KGF’den sözleşme bedellerinin %30 kadarına malzeme alış aşamasında garanti verilmeli, ihzarat hakedişlerinin kolay, hızlı ve sözleşmeye göre yapılması gereken hakediş sırasına bağlı olmadan, malzeme ihzarına her ihtiyaç duyulduğunda yapılabilir yöntemler geliştirilmelidir. KGF; hak edişleri temlik alan, piyasaya garanti veren bir kurum haline getirilmelidir.”

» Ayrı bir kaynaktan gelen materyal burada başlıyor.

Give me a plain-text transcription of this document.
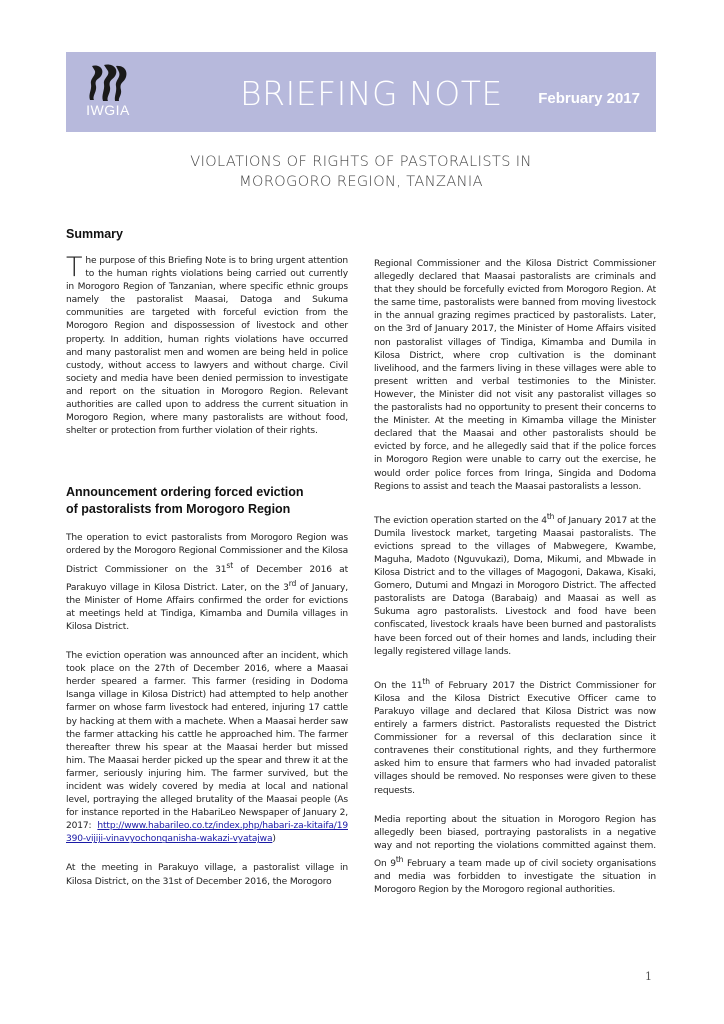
IWGIA	BRIEFING NOTE February 2017
VIOLATIONS OF RIGHTS OF PASTORALISTS IN
MOROGORO REGION, TANZANIA
Summary

The purpose of this Briefing Note is to bring urgent attention to the human rights violations being carried out currently in Morogoro Region of Tanzanian, where specific ethnic groups namely the pastoralist Maasai, Datoga and Sukuma communities are targeted with forceful eviction from the Morogoro Region and dispossession of livestock and other property. In addition, human rights violations have occurred and many pastoralist men and women are being held in police custody, without access to lawyers and without charge. Civil society and media have been denied permission to investigate and report on the situation in Morogoro Region. Relevant authorities are called upon to address the current situation in Morogoro Region, where many pastoralists are without food, shelter or protection from further violation of their rights.

Announcement ordering forced eviction
of pastoralists from Morogoro Region

The operation to evict pastoralists from Morogoro Region was ordered by the Morogoro Regional Commissioner and the Kilosa District Commissioner on the 31st of December 2016 at Parakuyo village in Kilosa District. Later, on the 3rd of January, the Minister of Home Affairs confirmed the order for evictions at meetings held at Tindiga, Kimamba and Dumila villages in Kilosa District.

The eviction operation was announced after an incident, which took place on the 27th of December 2016, where a Maasai herder speared a farmer. This farmer (residing in Dodoma Isanga village in Kilosa District) had attempted to help another farmer on whose farm livestock had entered, injuring 17 cattle by hacking at them with a machete. When a Maasai herder saw the farmer attacking his cattle he approached him. The farmer thereafter threw his spear at the Maasai herder but missed him. The Maasai herder picked up the spear and threw it at the farmer, seriously injuring him. The farmer survived, but the incident was widely covered by media at local and national level, portraying the alleged brutality of the Maasai people (As for instance reported in the HabariLeo Newspaper of January 2, 2017: http://www.habarileo.co.tz/index.php/habari-za-kitaifa/19390-vijiji-vinavyochonganisha-wakazi-vyatajwa)

At the meeting in Parakuyo village, a pastoralist village in Kilosa District, on the 31st of December 2016, the Morogoro

Regional Commissioner and the Kilosa District Commissioner allegedly declared that Maasai pastoralists are criminals and that they should be forcefully evicted from Morogoro Region. At the same time, pastoralists were banned from moving livestock in the annual grazing regimes practiced by pastoralists. Later, on the 3rd of January 2017, the Minister of Home Affairs visited non pastoralist villages of Tindiga, Kimamba and Dumila in Kilosa District, where crop cultivation is the dominant livelihood, and the farmers living in these villages were able to present written and verbal testimonies to the Minister. However, the Minister did not visit any pastoralist villages so the pastoralists had no opportunity to present their concerns to the Minister. At the meeting in Kimamba village the Minister declared that the Maasai and other pastoralists should be evicted by force, and he allegedly said that if the police forces in Morogoro Region were unable to carry out the exercise, he would order police forces from Iringa, Singida and Dodoma Regions to assist and teach the Maasai pastoralists a lesson.

The eviction operation started on the 4th of January 2017 at the Dumila livestock market, targeting Maasai pastoralists. The evictions spread to the villages of Mabwegere, Kwambe, Maguha, Madoto (Nguvukazi), Doma, Mikumi, and Mbwade in Kilosa District and to the villages of Magogoni, Dakawa, Kisaki, Gomero, Dutumi and Mngazi in Morogoro District. The affected pastoralists are Datoga (Barabaig) and Maasai as well as Sukuma agro pastoralists. Livestock and food have been confiscated, livestock kraals have been burned and pastoralists have been forced out of their homes and lands, including their legally registered village lands.

On the 11th of February 2017 the District Commissioner for Kilosa and the Kilosa District Executive Officer came to Parakuyo village and declared that Kilosa District was now entirely a farmers district. Pastoralists requested the District Commissioner for a reversal of this declaration since it contravenes their constitutional rights, and they furthermore asked him to ensure that farmers who had invaded patoralist villages should be removed. No responses were given to these requests.

Media reporting about the situation in Morogoro Region has allegedly been biased, portraying pastoralists in a negative way and not reporting the violations committed against them. On 9th February a team made up of civil society organisations and media was forbidden to investigate the situation in Morogoro Region by the Morogoro regional authorities.

1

Sektörü kurtaracak adımlar
Mevzuatta yapılacak bazı düzenlemelerin sektöre katkıda bulunacağını ve ekonomiye iyi geleceğini belirtti. ArslanÇeşitli sebeplerle; mülkiyet hakkındaki sorun veya keyfiyetten kullanılamayan, ancak şehir merkezinde ve iyi konumda bulunan konutların, öncelikli olarak, kiralardan elde edilecek gelirlerin 775 sayılı ‘gecekondu kanunu’ ve 6306 sayılı ‘kentsel dönüşüm kanunu’ kapsamında değerlendirilerek kullanıma kazandırılması teşvik edilmelidir” dedi. Arslan, şöyle devam etti:

Son zamlarla geliştirilen vatandaşlık verme politikasının bir ürünü olan yabancılara satılan konutlar, ilk bakışta gelir getirici bir sistem olarak görünse de doğru yönetilemediğinden dolayı sorun haline gelmeye başlamıştır. Zira yabancı alıcılar vatandaşlığı aldıktan sonra neredeyse konutları terk etme noktasına gelmişlerdir. Birçok apartmanda hem aidatların ödenmemesi hem de konutun boş kalması sorunun kaynağı olarak gözükmektedir. Kamu, ivedilikle bu konuya müdahale etmelidir. Satış veya vatandaşlık koşullarının düzenlenmesiyle, satılan konutların kullanımı ya da kiralanması teşvik edilmelidir. Buradan yeterince konut üretileceği bir gerçektir.”